Mr. Wilson came to ADA from the 1.3 million member United Food and Commercial Workers International Union (UFCW) where he held several positions, including International Vice President, Director of Legislative and Political Action and Chief Lobbyist. At UFCW, Mr. Wilson helped to expand the federal food and nutrition programs and raise the federal minimum wage. Mr. Wilson also served as director of the Active Ballot Club, one of the largest labor political action committees in the nation.
Mr. Wilson previously held positions at the U.S. Department of Labor in the Office of Congressional and Intergovernmental Affairs and in the Employment Standards Administration where he was Chief of Staff. Early in his career, Mr. Wilson served as Legislative Representative for the late Representative Charles Hayes (D-IL) and as a canvasser and organizer for the Illinois Public Action Council.
Jim Weill has been President of the Food Research and Action Center – FRAC – since February 1998. Jim has devoted his entire professional career to reducing hunger and poverty, protecting the legal rights of children and poor people, and expanding economic security, income and nutrition support programs and health insurance coverage.
Prior to joining FRAC, he was at the Children’s Defense Fund (CDF) as Program Director and General Counsel.
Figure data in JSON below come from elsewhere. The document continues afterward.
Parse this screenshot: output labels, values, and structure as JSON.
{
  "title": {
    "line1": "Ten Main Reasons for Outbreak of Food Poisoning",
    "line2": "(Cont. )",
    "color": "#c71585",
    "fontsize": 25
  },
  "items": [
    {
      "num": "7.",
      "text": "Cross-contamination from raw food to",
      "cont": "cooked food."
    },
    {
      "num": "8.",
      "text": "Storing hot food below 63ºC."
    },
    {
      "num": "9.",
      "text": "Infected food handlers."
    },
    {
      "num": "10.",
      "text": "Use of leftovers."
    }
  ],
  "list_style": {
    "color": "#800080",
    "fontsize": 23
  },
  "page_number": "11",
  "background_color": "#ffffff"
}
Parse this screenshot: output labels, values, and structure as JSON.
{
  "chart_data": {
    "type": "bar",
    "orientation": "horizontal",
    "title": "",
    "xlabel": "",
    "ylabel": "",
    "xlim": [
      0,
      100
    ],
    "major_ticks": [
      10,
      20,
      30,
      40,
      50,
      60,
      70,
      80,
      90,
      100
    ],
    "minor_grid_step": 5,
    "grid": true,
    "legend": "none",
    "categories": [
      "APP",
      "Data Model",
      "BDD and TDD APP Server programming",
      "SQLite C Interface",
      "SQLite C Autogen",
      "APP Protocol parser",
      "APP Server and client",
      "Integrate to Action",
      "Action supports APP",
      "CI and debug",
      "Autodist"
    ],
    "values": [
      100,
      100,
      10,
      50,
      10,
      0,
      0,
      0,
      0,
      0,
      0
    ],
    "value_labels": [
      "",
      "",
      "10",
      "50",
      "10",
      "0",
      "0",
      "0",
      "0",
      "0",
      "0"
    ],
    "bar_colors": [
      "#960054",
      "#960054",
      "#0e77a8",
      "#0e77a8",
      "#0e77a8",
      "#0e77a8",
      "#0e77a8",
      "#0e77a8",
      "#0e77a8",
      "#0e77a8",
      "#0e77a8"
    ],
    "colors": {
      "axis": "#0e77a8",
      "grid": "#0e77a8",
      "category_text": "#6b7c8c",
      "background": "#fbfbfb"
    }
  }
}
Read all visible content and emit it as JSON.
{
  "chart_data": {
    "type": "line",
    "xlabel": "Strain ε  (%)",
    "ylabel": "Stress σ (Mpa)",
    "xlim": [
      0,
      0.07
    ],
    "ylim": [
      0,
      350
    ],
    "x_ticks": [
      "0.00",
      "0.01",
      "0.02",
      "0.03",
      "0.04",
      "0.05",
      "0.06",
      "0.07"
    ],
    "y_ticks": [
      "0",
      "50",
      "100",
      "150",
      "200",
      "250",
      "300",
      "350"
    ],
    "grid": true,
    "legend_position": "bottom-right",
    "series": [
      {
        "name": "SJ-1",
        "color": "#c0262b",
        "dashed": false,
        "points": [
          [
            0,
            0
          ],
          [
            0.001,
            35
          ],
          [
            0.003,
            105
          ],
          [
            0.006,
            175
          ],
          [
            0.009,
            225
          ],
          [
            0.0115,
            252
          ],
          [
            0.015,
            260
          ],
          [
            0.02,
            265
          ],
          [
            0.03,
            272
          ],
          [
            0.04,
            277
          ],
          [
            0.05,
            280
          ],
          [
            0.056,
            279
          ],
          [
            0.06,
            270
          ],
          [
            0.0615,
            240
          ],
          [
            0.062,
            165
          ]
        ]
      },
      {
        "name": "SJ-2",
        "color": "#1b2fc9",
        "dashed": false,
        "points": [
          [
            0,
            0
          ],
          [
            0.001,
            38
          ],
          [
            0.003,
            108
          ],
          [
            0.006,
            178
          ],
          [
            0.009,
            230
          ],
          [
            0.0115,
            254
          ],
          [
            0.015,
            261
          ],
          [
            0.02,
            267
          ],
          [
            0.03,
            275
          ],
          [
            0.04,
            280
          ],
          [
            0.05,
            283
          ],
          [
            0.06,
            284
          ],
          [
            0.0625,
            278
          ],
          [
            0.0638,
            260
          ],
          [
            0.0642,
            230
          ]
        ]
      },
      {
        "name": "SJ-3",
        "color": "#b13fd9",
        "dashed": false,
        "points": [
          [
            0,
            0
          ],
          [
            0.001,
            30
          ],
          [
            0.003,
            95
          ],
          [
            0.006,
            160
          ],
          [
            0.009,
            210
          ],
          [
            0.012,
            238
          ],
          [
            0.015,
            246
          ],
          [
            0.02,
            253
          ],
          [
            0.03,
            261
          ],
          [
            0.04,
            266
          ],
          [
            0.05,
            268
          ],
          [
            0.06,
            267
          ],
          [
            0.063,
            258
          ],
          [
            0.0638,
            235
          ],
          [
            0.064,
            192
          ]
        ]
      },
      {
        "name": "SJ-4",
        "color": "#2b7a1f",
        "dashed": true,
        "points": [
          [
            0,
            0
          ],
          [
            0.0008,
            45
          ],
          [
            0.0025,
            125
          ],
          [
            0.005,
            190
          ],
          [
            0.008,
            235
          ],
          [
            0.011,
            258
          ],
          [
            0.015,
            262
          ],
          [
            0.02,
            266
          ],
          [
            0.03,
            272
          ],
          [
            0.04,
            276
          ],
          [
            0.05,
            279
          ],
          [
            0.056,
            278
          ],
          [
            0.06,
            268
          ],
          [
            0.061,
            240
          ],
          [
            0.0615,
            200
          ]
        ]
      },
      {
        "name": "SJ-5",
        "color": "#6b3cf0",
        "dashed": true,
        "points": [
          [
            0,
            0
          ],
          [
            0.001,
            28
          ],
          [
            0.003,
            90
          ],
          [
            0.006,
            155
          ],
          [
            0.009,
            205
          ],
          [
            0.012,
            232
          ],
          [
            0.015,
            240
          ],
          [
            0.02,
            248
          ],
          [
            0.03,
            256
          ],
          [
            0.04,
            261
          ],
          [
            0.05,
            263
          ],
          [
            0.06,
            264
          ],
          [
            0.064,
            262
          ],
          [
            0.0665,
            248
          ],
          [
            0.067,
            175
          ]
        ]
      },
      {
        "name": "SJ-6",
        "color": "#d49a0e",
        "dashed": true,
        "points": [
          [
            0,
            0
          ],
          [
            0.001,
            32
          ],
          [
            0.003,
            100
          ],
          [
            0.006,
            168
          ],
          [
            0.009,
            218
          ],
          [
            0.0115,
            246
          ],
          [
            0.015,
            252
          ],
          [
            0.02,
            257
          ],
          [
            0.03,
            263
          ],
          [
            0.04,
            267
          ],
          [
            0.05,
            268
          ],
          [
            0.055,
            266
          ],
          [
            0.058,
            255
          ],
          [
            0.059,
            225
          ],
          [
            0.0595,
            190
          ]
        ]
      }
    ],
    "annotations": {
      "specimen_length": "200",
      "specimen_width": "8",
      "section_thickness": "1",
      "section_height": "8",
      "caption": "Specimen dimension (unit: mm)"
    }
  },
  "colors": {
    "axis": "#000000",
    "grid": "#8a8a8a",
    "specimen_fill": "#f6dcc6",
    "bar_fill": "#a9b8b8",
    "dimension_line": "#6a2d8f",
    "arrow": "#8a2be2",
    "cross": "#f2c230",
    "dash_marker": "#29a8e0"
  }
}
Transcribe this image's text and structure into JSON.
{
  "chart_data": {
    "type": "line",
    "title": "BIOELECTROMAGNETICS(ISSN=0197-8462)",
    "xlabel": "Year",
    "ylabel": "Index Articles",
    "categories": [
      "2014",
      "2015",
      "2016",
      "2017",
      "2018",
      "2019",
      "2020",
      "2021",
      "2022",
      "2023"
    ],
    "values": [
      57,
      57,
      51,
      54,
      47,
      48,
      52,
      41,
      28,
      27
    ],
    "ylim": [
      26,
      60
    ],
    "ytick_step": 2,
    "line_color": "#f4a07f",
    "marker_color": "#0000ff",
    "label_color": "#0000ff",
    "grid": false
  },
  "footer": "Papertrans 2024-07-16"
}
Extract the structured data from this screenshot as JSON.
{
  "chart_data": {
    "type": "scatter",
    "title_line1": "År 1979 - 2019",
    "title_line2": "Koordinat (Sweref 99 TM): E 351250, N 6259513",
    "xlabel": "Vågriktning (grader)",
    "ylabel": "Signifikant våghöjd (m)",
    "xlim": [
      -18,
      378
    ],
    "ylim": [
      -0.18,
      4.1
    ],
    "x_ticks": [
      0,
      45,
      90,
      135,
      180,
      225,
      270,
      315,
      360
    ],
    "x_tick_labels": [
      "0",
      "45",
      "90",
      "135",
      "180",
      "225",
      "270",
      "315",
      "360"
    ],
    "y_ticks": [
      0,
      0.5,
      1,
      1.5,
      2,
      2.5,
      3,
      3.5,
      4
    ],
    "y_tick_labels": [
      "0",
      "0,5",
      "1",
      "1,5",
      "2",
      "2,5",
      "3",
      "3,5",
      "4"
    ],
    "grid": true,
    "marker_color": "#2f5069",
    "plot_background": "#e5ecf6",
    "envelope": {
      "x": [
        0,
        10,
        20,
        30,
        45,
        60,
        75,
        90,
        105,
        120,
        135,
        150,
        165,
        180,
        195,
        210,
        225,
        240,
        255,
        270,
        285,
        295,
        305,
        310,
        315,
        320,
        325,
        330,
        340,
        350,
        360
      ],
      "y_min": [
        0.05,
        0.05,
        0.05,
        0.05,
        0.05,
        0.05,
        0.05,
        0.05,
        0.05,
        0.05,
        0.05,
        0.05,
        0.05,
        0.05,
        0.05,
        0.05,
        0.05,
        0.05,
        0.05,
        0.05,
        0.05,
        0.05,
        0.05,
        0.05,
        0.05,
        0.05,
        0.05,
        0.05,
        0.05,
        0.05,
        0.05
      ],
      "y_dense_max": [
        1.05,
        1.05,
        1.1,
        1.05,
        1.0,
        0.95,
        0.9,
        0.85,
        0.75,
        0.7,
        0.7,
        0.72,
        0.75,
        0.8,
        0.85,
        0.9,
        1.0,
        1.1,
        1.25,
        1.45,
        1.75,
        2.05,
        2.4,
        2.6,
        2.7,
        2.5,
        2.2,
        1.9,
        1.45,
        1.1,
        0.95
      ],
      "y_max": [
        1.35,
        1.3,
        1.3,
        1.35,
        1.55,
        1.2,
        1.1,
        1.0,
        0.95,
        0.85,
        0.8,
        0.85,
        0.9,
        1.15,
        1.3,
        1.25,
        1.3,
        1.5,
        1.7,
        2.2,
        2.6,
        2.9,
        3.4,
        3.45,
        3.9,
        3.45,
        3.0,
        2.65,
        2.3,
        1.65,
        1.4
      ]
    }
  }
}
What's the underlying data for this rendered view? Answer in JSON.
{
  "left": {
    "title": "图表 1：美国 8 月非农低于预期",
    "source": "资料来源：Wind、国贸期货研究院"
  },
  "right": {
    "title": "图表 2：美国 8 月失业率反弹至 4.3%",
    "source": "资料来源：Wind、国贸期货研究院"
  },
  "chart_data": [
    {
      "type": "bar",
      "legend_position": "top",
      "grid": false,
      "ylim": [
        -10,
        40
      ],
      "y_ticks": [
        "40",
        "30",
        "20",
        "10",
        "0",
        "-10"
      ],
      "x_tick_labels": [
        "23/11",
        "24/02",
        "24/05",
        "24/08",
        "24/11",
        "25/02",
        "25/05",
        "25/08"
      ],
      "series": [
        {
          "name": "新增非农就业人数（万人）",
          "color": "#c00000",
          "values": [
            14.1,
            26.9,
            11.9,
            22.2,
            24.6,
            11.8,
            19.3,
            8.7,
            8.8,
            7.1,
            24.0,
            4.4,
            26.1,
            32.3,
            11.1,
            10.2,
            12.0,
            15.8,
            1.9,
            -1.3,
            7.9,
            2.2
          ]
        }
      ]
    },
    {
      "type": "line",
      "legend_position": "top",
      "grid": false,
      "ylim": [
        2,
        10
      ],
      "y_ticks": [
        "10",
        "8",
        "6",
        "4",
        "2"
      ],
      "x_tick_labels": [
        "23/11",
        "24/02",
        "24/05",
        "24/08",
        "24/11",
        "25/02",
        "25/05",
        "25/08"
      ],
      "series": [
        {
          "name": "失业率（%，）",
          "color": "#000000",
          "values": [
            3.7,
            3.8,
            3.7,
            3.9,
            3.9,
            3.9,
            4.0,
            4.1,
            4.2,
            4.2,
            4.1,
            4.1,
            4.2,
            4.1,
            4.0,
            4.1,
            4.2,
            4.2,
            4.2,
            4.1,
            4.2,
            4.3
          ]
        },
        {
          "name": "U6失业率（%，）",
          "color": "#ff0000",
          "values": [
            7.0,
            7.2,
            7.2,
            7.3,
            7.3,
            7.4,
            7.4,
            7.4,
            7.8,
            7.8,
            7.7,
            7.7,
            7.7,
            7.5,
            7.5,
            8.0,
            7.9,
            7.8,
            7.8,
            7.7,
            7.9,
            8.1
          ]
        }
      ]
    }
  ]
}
He led CDF’s efforts in 1985 that produced the first major expansion of the Earned Income Tax Credit, oversaw CDF’s Medicaid expansion, child care, and child support enforcement reform efforts, and was a key leader of the campaign to pass the Children’s Health Insurance Program in 1997.
Before CDF, Mr. Weill was Deputy Director and Director of Federal Litigation at the Legal Assistance Foundation of Chicago. He litigated major law reform and class action cases in the federal court of appeals and Supreme Court on Social Security, Medicaid, AFDC, food stamps and other public benefits issues, and the rights of children born out of wedlock.
Mr. Weill is chair of the board of directors of the Alliance for Justice Action Council and is a member of the boards of OMB Watch and the National Center for Youth Law. He serves on the advisory council to the National League of Cities Institute for Youth, Education and Families. He has served as a member of the U.S. delegation to the UNICEF Executive Board.